Cela fait si longtemps que l’on est fidèle à Woody Allen que lorsque le film commence, on est immédiatement gagné par une sensation de familiarité qui va jusqu’à la police de caractères utilisée pour le générique. Et évidemment encore, l’ouverture de l’opus se fait avec, en fond sonore, un inévitable jazz qui craque (quoique, pour une fois, le morceau soigneusement choisi par le cinéaste dans sa discothèque est plus binaire que ternaire, avec un swing qui décoiffe – « The In Crowd » Ramsey Lewis Trio).

Et puis apparaît Joaquin Phoenix au volant de sa voiture, négligé, fatigué, mais sublimé par la photographie toute en teintes sépias de Darius Khondji. « Terra cognita ! » se prend à crier intérieurement le cinéphile, pour peu qu’il soit latiniste (distingué, forcément). Et puis, après avoir été aussi facilement embarqué, l’auteur de ces lignes doit avouer un sentiment de relative déconvenue à l’issue de la projection.

C’est un conte cruel de la quarantaine dépassée qui nous est raconté par Woody Allen, ce dernier convoquant pour l’occasion aussi bien Fiodor Dostoïevski qu’Alfred Hitchcock. Nous sommes sans doute en Californie, à la lumière ça ressemble en tout cas à l’idée que l’on s’en fait (vous vérifierez sur Internet si ça vous chante). L’action prend place à l’occasion de l’arrivée d’un nouveau professeur de philosophie à la réputation sulfureuse, Abe Lucas (Joaquin Phoenix donc), au sein d’un campus on ne peut plus WASP et bourgeois. Tout le monde est beau et intelligent, mais évidemment très névrosé et en proie à des besoins sexuels et alcooliques pas toujours très bien contrôlés (sublime Parker Posey).
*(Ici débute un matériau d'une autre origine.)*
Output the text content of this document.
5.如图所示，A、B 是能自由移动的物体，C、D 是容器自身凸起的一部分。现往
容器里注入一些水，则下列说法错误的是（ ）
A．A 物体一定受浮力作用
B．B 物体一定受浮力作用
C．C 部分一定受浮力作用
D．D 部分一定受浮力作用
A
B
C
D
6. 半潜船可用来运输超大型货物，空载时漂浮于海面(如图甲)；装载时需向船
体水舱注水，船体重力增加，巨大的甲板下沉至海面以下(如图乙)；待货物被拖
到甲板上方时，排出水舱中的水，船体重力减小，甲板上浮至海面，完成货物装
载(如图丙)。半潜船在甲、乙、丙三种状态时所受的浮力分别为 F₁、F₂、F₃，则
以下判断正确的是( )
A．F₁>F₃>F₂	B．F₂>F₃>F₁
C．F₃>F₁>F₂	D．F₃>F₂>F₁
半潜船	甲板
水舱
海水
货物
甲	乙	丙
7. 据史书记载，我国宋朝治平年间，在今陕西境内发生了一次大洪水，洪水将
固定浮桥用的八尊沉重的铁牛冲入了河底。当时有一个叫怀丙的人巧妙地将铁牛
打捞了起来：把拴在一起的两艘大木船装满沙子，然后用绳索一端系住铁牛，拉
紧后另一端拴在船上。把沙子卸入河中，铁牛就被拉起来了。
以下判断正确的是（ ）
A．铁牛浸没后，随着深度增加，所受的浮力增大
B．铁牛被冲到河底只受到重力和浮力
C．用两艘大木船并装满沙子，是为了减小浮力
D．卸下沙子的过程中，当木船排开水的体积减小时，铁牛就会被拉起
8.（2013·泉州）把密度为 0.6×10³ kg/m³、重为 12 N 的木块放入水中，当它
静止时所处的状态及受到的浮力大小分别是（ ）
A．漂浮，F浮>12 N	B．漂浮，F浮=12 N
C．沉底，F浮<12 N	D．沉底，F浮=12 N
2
Déglingué et destroy, le nouveau professeur affole les cœurs mais, étant surtout à l’écoute de lui-même, dans le désespoir comme dans le regain de forme, il se révèle incapable d’éprouver un sentiment vrai pour autrui (et il s’en contrefout d’ailleurs). En ces lieux charmants, entouré des créatures qui ne le sont pas moins, il va pourtant retrouver le goût à la vie, mais par des voies que la morale réprouve (attention, spoiler) : le crime.

L’idée est amusante et sur la forme, le film est irréprochable. En effet, pour peu qu’on soit sensible à Woody, c’est admirablement joué, remarquablement filmé et l’ensemble se tient bien sur sa raisonnable longueur (une heure trente, on n’en fait plus des comme ça). Le film n’est toutefois pas très drôle, ne revendique pas à une grande profondeur de pensée et surtout, son personnage principal, pour les raisons décrites ci-dessus, est franchement antipathique et déplaisant, ce qui n’aide pas à s’attacher à l’œuvre.

Seule la délicieuse Jill Pollard, étudiante amoureuse interprétée par la divine Emma Stone, dont le charme agit en continu, sauve la mise, et ce jusqu’au twist final. Son personnage se révèle en effet infiniment plus attrayant que son amant. Amoureuse romantique, mais infiniment moins égocentrique que lui, elle puisera dans son intelligence lumineuse pour se dépêtrer de ce désastre affectif.

Une fois de plus, le monde, si joli soit-il, est donc assez moche, mais surtout à cause des garçons, obsédés qu’ils sont par leur ego et leur quéquette. Ce ne sont toutefois pas des découvertes révolutionnaires que l’on nous déterre ici et il n’est pas interdit de trouver cela un peu court (et le temps de la projection un peu long).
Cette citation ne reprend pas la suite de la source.